Bu sebeple yurttaşların hak arama özgürlüğünün teminatı olan savunmayı temsil eden avukatlar, onların örgütlü gücü barolar ve Türkiye Barolar Birliği olarak; 27 Nisan 2024 Cumartesi günü Ankara’da ‘Avukat İçin de Adalet’ talep etmek, mesleğimizin çözüm bekleyen sorunlarını bir kez daha haykırmak, şiddete ve ekonomik sorunlarımıza karşı meslek onurumuzu ve emeğimizi ve hukukun üstünlüğünü savunmak için buluşuyoruz.
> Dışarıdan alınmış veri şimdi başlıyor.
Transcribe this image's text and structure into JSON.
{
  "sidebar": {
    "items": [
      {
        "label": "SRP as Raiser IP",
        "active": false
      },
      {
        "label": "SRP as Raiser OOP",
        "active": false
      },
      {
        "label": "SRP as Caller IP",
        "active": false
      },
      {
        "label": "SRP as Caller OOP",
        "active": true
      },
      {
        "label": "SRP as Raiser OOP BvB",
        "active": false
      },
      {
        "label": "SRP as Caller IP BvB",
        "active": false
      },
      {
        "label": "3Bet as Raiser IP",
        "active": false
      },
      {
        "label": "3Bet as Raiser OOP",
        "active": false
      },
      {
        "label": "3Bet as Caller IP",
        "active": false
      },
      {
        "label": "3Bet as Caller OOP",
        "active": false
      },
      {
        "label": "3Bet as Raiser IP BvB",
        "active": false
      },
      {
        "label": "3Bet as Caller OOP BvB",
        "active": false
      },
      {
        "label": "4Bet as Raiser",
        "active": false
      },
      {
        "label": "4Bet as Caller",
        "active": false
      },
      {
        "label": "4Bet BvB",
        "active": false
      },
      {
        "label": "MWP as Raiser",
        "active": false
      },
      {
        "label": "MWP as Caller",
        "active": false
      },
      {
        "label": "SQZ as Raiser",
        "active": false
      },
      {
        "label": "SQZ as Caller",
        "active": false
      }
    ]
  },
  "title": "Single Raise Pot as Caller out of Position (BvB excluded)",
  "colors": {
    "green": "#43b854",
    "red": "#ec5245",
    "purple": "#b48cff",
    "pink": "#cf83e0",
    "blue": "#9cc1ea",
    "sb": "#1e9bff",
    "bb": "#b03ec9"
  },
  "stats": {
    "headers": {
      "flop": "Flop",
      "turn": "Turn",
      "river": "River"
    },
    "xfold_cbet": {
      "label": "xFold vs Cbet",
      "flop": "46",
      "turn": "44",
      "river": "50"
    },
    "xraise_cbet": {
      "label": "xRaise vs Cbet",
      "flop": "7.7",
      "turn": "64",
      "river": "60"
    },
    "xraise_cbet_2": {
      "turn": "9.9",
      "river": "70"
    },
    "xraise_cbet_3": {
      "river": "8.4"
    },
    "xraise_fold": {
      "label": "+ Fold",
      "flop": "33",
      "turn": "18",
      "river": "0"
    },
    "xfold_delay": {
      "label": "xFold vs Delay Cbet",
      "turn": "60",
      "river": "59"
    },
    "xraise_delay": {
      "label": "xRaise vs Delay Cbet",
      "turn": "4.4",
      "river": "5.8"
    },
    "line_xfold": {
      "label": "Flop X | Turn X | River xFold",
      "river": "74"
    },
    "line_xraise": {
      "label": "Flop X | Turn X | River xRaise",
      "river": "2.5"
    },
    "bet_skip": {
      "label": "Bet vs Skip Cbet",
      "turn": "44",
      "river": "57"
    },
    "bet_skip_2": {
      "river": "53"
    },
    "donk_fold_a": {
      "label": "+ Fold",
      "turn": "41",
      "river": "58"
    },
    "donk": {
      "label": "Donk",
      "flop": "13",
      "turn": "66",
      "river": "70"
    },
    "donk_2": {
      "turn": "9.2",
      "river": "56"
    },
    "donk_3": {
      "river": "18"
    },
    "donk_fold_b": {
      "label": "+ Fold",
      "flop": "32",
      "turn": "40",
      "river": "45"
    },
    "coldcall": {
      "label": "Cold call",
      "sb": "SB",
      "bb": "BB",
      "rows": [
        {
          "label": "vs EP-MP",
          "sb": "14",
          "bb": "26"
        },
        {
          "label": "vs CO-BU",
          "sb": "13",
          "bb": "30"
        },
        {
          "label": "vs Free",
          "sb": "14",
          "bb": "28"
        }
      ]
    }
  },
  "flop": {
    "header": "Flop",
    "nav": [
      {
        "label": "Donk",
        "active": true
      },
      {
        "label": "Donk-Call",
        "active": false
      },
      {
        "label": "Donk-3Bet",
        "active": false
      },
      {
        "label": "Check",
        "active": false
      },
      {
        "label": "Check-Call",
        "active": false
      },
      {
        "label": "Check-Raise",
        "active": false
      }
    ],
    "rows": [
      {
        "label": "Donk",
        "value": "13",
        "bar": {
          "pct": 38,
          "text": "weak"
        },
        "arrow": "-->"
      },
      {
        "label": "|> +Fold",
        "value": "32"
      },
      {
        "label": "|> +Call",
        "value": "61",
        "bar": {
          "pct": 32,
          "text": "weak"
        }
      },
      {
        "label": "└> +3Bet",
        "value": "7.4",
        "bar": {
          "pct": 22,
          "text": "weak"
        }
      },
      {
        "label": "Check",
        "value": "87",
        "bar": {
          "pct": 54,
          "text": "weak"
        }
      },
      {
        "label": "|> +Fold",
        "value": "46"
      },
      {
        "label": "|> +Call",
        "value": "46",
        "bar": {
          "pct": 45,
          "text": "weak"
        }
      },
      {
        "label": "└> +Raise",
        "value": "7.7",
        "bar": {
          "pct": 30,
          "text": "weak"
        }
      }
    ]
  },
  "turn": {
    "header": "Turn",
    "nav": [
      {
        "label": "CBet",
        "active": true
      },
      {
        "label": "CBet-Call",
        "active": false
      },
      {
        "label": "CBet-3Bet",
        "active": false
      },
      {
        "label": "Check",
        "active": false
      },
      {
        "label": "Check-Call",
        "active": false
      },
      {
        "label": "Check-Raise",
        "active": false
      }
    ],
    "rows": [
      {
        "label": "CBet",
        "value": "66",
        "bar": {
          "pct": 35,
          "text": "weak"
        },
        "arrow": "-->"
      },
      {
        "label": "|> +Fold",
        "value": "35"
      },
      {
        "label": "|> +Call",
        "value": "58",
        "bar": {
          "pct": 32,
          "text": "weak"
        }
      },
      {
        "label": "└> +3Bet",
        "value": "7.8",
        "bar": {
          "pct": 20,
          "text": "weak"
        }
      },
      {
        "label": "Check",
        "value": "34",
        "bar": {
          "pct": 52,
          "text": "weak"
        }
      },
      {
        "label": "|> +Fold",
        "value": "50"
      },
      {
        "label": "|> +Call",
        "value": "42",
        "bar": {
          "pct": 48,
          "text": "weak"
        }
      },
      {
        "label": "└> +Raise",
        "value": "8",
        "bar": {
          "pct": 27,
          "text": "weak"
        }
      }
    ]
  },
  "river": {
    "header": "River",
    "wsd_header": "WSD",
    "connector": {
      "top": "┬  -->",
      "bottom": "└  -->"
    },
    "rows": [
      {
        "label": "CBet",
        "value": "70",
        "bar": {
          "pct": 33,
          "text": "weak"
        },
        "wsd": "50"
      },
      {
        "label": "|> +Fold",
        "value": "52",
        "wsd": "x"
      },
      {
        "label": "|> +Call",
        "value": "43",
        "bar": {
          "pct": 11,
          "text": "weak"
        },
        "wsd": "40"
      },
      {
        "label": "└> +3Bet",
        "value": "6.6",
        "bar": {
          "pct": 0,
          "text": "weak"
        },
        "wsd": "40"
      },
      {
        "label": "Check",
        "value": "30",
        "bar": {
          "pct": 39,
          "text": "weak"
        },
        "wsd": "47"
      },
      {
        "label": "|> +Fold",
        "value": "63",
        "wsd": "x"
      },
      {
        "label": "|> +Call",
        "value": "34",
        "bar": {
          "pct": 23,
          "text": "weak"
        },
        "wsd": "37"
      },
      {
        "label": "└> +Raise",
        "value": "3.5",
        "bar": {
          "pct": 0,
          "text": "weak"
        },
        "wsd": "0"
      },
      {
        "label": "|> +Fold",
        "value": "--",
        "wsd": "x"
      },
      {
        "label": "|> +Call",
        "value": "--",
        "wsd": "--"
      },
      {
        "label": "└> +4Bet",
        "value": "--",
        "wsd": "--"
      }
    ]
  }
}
Adalet için sorumluluk yüklenen her avukatla birlikte, ‘avukat için de adalet’ mücadelesinde kararlılıkla ilerleyecek, onurlu meslek mirasımızı geleceğe taşıyacağız.
Tüm bu olumsuz koşullara rağmen biz avukatlar her durumda hak mücadelesine devam edeceğiz. Çünkü bu mücadele sahip olduğumuz hem insani hem de mesleki hem de tarih bilincinin bir sonucudur. Bizler hukuk tarihini izlemiyor o tarihin yazımında bizzat bulunuyoruz.
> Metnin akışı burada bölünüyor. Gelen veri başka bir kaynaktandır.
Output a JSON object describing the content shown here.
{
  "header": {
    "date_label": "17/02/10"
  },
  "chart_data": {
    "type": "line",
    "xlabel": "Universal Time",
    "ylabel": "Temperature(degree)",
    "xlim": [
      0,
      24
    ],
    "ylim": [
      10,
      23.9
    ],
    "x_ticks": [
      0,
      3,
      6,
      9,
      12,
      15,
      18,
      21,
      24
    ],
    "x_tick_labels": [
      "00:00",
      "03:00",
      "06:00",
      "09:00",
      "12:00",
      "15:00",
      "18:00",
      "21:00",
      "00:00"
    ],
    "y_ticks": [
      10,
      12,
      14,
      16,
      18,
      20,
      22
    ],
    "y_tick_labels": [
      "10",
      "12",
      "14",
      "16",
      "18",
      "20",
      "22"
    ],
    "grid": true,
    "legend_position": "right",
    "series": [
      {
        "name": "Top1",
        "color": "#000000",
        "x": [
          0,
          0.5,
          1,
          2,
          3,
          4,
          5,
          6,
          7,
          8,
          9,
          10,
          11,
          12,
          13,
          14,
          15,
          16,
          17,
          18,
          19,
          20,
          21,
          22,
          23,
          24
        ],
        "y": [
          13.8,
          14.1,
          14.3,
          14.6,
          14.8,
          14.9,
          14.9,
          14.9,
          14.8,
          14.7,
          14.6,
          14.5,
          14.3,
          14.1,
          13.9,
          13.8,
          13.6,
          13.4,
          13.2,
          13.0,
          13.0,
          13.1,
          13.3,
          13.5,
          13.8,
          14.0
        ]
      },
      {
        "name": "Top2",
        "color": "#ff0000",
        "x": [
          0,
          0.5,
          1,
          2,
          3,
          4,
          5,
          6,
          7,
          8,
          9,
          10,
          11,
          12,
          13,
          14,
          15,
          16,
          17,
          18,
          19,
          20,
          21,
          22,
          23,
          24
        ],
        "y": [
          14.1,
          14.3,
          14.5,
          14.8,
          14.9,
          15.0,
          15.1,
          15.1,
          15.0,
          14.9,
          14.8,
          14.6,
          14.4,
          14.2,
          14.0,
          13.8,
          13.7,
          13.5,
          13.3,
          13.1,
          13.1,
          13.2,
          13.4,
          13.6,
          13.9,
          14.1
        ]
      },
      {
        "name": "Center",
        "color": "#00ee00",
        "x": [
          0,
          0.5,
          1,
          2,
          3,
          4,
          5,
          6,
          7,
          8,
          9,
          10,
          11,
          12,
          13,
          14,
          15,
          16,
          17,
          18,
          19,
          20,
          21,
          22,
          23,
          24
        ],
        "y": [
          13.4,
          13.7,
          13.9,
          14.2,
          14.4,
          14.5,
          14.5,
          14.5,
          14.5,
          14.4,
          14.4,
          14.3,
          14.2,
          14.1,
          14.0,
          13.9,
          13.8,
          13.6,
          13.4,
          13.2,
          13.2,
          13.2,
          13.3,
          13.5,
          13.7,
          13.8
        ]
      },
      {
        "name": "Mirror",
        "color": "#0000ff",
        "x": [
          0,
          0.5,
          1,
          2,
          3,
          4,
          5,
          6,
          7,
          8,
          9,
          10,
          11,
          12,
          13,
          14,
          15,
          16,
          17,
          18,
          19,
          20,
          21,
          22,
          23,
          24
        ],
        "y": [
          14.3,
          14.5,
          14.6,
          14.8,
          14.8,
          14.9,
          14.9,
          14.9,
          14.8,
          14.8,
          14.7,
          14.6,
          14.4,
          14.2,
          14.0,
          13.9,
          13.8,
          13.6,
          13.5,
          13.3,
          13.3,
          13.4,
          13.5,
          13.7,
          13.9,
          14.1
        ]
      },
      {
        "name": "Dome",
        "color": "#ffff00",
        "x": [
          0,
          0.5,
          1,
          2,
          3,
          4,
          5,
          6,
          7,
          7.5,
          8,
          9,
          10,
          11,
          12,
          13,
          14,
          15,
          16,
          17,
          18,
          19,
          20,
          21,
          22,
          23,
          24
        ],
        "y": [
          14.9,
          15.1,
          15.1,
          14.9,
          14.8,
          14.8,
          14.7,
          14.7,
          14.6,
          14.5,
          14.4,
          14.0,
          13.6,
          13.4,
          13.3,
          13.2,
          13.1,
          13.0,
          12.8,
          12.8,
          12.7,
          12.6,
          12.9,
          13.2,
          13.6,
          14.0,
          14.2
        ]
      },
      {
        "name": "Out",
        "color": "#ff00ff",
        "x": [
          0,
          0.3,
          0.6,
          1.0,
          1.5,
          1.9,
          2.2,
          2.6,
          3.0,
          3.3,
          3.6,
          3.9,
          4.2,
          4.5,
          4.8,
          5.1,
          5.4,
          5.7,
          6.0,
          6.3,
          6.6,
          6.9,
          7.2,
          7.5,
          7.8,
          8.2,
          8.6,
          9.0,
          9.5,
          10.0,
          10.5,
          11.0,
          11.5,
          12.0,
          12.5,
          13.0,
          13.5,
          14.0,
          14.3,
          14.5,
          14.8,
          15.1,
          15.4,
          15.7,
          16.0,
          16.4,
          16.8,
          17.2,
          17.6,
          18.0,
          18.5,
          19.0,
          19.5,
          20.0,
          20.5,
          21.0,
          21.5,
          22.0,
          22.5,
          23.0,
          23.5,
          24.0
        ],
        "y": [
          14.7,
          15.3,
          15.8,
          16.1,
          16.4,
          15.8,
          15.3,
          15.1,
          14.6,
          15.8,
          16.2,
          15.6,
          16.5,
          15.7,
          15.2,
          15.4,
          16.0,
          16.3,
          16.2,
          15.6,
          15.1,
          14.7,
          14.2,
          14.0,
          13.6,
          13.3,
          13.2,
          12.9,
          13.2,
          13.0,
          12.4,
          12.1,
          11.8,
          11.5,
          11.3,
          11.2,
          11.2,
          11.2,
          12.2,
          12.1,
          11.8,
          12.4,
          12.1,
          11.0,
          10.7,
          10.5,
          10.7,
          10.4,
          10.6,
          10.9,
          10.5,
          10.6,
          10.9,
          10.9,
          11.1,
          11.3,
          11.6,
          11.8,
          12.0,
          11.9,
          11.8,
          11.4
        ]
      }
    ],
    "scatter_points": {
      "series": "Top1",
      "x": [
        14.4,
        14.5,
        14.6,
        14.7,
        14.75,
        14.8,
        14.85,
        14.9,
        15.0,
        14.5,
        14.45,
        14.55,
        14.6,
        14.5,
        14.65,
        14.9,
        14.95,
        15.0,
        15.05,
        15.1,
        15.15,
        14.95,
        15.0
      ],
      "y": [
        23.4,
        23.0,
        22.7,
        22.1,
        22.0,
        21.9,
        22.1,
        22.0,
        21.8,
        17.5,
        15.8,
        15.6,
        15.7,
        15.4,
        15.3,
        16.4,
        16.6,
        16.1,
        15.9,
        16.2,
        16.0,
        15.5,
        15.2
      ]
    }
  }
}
Ancak her daim önce hukuk diyoruz çünkü hukuk olmadan mesleğimizin de zorlaşacağının ve değersizleştirileceğini biliyoruz.
O yüzden Bursa Barosu olarak bizlere ve halkımıza reva görülen hukuksuzluklara ve haksızlığa boyun eğmeyeceğiz, hiçbir adaletsizliğe karşı susmayacağız, hukuksuzluklar ve bizi itibarsızlaştırmaya çalışanlarla, kriminalize edenlerle uzlaşmayacağız. Tekrar edelim ki adaletsizlikle uzlaşı ona boyun eğmektir.
Bazıları bizleri numaralandırıp bu cübbelere ilik açmaya çalışsa da bizler bu cübbelerimizi kimsenin önünde iliklemeyeceğiz. Şimdiye kadar bizim efendimiz olmadı bundan sonra da olmayacak.
İşte bu sebeplerle;
‘Avukatsız adalet olmaz’ diyor o yüzden avukat için de adalet istiyoruz.
Gazi Mustafa Kemal Atatürk’ün dediği gibi ‘hak kuvvetten üstündür’ demeye devam ederek kutsal savunma mesleğinin temsilcisi olan meslektaşlarımızın, 5 Nisan Avukatlar Günü’nü kutluyorum.”